If you’re paying off debt, we’ve got a crazy suggestion for you: stop. Continue to make the minimum payments on your debt and save all extra money for potential emergencies throughout pregnancy or at birth. As soon as baby and mom are declared healthy, you can pay off a big chunk of your debt and move forward with your plan.
– via daveramsey.com

A Quick Checklist

Wondering when to do what? We can help! Here are a few key pieces of financial advice that all new parents need to take, starting at pre-delivery, when you’re still sleeping full nights and getting all your ducks in a row.

Then a few tasks for after the first month. By this time you’re home from the hospital and getting into a brand new, excited routine. After the first month is when you really start looking toward, and planning for, the future.

Pre-delivery planning

Understand your health insurance and anticipate costs. Having a baby is expensive, even when you have health insurance. You should forecast your expected costs fairly early in the pregnancy. NerdWallet’s guide to making sense of your medical bills can help as you navigate prenatal care, labor and delivery, and the bills that will ultimately follow.

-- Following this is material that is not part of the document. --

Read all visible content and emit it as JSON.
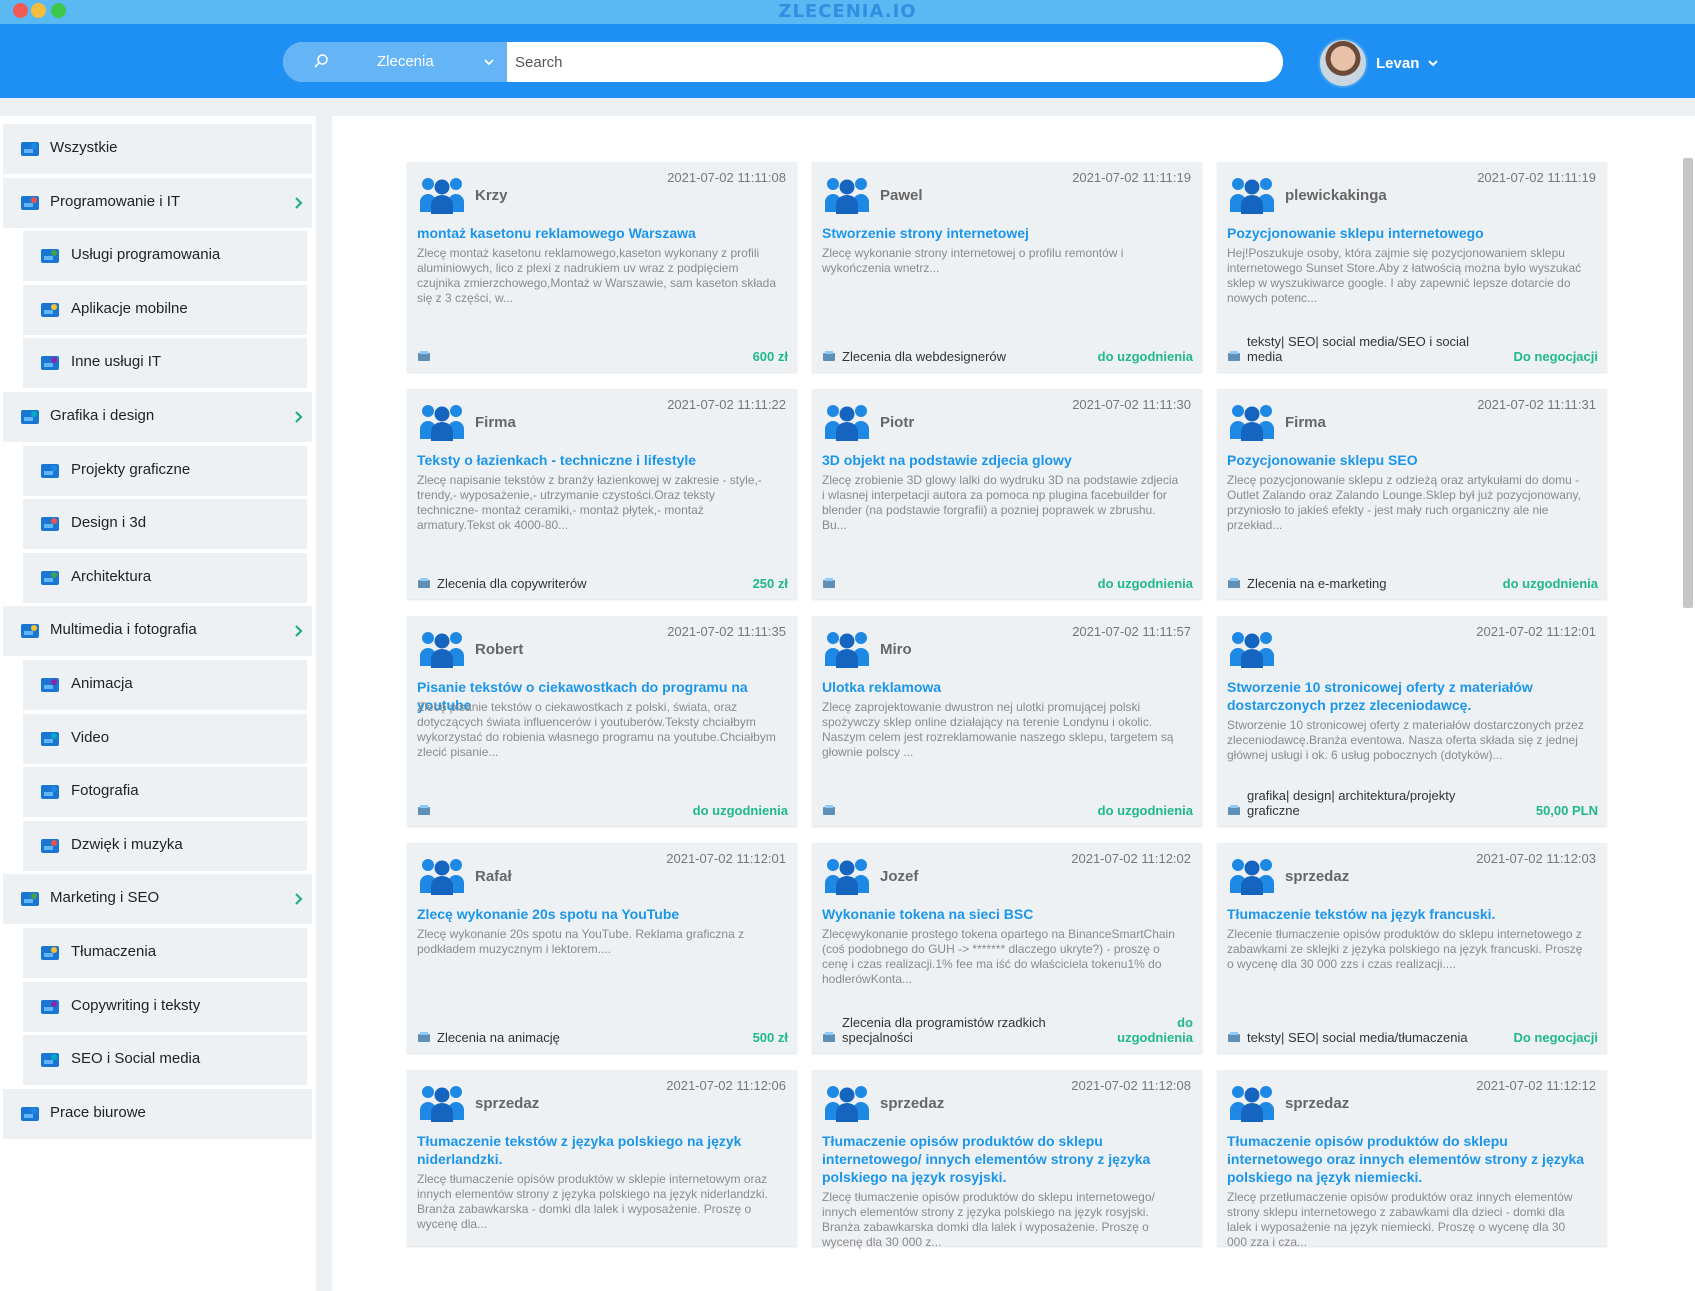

Plan for maternity/paternity leave. How much time you and your partner (if you have one) get off work and whether you’re paid during that period can significantly impact your household finances in the coming year. Understand your company’s policies and your state’s laws to get an accurate picture of how your maternity leave will affect your bottom line.

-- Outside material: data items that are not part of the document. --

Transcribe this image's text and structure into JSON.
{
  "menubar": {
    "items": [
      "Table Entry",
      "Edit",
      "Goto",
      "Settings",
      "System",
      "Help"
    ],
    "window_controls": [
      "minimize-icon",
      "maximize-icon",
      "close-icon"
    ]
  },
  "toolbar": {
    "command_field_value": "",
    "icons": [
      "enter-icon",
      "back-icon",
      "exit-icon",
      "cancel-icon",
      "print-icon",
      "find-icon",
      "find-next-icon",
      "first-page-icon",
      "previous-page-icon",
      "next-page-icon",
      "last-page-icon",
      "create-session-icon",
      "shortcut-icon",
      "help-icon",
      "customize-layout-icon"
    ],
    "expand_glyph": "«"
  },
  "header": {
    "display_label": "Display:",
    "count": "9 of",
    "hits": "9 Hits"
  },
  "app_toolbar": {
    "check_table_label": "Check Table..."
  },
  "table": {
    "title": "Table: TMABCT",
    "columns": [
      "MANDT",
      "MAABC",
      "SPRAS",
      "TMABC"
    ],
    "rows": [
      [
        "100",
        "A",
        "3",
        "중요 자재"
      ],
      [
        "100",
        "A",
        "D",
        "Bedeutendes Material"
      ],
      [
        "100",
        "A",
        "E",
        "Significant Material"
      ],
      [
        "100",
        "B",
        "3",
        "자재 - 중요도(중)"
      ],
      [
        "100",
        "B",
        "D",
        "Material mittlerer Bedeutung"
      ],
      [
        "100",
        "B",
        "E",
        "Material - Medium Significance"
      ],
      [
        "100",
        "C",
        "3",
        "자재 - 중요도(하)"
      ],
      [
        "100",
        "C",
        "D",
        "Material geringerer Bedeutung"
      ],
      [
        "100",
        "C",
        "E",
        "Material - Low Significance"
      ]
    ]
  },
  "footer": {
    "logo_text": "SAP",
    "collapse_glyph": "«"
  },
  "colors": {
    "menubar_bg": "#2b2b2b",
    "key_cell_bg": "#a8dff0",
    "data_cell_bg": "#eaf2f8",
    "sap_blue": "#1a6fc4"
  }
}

Choose a pediatrician within your insurance network. Your baby’s first doctor appointment will come within her first week of life, so you’ll want to have a physician picked out. Talk to friends and family to get recommendations, call around to local clinics and ask to interview a pediatrician before you make your choice. In searching for the right doctor, don’t forget to double-check that he or she is within your insurance network. Ask the clinic, but verify by calling your insurance company so you’re not hit with unexpected out-of-network charges.

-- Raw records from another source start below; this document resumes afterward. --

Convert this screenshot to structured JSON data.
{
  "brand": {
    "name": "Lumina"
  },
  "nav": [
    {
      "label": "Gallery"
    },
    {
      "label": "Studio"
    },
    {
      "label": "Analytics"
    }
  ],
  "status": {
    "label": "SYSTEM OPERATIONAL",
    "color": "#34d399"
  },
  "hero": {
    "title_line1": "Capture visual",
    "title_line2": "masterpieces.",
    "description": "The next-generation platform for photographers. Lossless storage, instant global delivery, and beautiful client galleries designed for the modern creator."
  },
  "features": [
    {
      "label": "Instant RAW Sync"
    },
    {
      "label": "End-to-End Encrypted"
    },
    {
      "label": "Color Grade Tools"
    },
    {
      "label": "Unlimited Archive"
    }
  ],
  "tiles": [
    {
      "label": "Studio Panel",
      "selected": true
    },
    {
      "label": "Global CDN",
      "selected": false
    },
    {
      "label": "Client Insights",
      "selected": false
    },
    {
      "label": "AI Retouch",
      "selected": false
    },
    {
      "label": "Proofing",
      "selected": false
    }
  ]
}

Start or check your emergency fund. If you don’t already have a “rainy day fund,” now’s the time to anticipate some emergencies. Kids are accident prone, and with the cost of raising a child there’s no telling if you’ll have the disposable income to pay for any unexpected expenses. Having at least three to six months’ worth of living expenses covered is a great place to start.

Beyond the first month

You’ll be in this parenting role for years to come, so planning for the future is crucial. Estate planning is a big part of providing for your children, but it isn’t the only important forward-focused task to check off your list.

Adjust your beneficiaries. Assuming you already have life insurance for yourself or the main breadwinner in your household — and if you don’t, you should — you may want to add your child as a beneficiary. The same goes for your 401(k) and IRAs. However, keep in mind that you’ll need to make adjustments elsewhere to ensure when and how your child will have access to the money. A will and/or trust can accomplish this.

Disability insurance. You’re far more likely to need disability insurance than life insurance. Make sure you have the right amount of coverage — enough to meet your expenses if you’re out of work for several months. Remember, your monthly living expenses have gone up since the new addition.

Write or adjust your will. Tragic things happen and you want to ensure your child is taken care of in the event that one or both parents die. Designate a guardian so the courts don’t have to. Your will is only one part of estate planning, but it’s a good place to begin.

Keep funding your retirement. When a child arrives, it’s easy to forget your personal goals and long-term plans in light of this huge responsibility. Stay on top of your retirement plans so your child doesn’t have to support you in old age.

Save for his or her education. College is costly, but you can make it more manageable by starting to save early.
– via NerdWallet

Are you ready for the adventure of parenthood?